Quelles seront en conséquence les qualités de desserte de ces territoires en 2020 ? Où se situeront les améliorations majeures ? Que peuvent espérer des bassins d'activités dont la mise à l'écart des réseaux de transport à haut niveau de service réfrène dès à présent les possibilités de développement ?

La plupart des formulations du chapitre 23 (les objectifs et actions pour la desserte des territoires), qui a vocation à préciser le contenu physique des aménagements projetés, restent délibérément vagues. Parmi bien d'autres, citons le cas de la liaison Toulouse-Lyon (RN88) qui doit largement contribuer au désenclavement de six départements (Tarn, Aveyron, Lozère, Haute-Loire, Ardèche et Loire) et dont il est dit que l'aménagement en route express à 2 fois 2 voies sera réalisé « progressivement en fonction des besoins du trafic ».

En opposition à cette démarche hésitante, rappelons le projet politique fédéral américain, lancé juste après la seconde guerre mondiale, qui visait à construire un réseau autoroutier national conçu de sorte que soient desservies par ce réseau toutes les agglomérations de plus de 50 000 habitants.

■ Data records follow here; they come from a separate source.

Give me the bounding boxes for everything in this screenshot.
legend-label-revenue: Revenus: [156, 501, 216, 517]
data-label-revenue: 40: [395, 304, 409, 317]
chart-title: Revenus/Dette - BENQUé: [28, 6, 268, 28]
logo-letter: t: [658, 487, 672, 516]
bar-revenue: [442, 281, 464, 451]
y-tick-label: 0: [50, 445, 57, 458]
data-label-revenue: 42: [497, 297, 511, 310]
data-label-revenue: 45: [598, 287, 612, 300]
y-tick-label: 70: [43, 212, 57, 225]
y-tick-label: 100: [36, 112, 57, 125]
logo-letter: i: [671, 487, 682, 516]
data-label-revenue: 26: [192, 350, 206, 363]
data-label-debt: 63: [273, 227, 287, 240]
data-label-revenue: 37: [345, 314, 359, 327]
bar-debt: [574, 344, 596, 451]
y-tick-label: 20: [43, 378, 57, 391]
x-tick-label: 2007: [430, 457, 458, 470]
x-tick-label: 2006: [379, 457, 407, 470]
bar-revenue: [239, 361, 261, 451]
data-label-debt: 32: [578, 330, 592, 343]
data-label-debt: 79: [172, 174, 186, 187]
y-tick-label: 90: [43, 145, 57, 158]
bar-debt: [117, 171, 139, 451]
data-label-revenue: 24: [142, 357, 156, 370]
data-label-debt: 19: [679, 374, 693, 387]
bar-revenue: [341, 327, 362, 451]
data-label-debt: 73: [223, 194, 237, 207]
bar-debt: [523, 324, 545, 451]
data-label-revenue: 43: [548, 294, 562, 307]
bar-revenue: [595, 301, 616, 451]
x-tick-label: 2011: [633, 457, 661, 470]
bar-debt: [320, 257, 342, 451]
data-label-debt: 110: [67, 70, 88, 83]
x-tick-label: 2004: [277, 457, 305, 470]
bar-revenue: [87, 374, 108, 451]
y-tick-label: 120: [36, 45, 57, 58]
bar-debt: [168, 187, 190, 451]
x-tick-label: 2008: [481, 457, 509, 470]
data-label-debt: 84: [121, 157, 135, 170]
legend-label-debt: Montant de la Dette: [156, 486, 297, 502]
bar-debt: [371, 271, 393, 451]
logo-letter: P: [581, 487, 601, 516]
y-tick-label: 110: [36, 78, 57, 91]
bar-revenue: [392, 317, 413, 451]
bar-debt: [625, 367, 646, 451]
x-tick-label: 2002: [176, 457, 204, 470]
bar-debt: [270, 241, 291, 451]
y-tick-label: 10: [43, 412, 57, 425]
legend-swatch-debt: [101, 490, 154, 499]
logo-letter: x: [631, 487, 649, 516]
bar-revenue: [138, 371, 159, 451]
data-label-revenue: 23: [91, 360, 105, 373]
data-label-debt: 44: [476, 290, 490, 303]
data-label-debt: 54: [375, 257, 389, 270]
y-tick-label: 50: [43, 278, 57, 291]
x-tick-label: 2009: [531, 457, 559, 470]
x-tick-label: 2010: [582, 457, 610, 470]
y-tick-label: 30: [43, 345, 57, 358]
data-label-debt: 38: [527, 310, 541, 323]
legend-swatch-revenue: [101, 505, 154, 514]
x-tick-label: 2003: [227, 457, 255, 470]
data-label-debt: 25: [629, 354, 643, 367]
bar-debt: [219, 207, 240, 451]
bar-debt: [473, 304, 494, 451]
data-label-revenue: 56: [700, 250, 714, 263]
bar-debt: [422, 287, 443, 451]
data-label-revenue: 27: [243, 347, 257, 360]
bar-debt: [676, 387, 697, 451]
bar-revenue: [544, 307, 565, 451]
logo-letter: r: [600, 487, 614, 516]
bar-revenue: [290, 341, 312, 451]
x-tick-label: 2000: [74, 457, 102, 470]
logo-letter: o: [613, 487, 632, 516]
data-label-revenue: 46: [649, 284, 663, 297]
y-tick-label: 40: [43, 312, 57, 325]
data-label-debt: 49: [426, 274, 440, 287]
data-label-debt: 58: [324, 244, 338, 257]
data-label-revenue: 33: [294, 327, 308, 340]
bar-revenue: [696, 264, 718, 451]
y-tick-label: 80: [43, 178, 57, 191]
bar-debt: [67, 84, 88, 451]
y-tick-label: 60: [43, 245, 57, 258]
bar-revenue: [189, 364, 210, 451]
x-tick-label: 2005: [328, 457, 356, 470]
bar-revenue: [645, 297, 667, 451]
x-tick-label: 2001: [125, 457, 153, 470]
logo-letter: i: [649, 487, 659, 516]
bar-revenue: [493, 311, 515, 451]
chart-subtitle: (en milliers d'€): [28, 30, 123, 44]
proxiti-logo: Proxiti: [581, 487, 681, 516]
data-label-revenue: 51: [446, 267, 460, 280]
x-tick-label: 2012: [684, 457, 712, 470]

C'est ainsi qu'a été réalisée en 35 ans, grâce à une vision politique forte d'aménagement du territoire, le réseau de base d'un pays immense (70 000 km d'autoroutes ont été construites) qui a reçu ainsi des infrastructures essentielles sur lesquelles ont pu s'appuyer les Collectivités Territoriales et les acteurs locaux pour favoriser le développement économique et social de leur territoire.

Il est regrettable que l'aspect novateur de ces schémas de service, dans la mesure où il donne des objectifs généraux par grands services à satisfaire et déterminent les enjeux nationaux, se réduit pour finir à une liste très générale de critères de qualité de service, alors que les chiffrages des niveaux de service attendus sont fondamentaux tant pour débattre de l'intérêt des orientations proposées que pour donner une vision claire des réels objectifs que l'Etat se fixe à l'horizon 2020.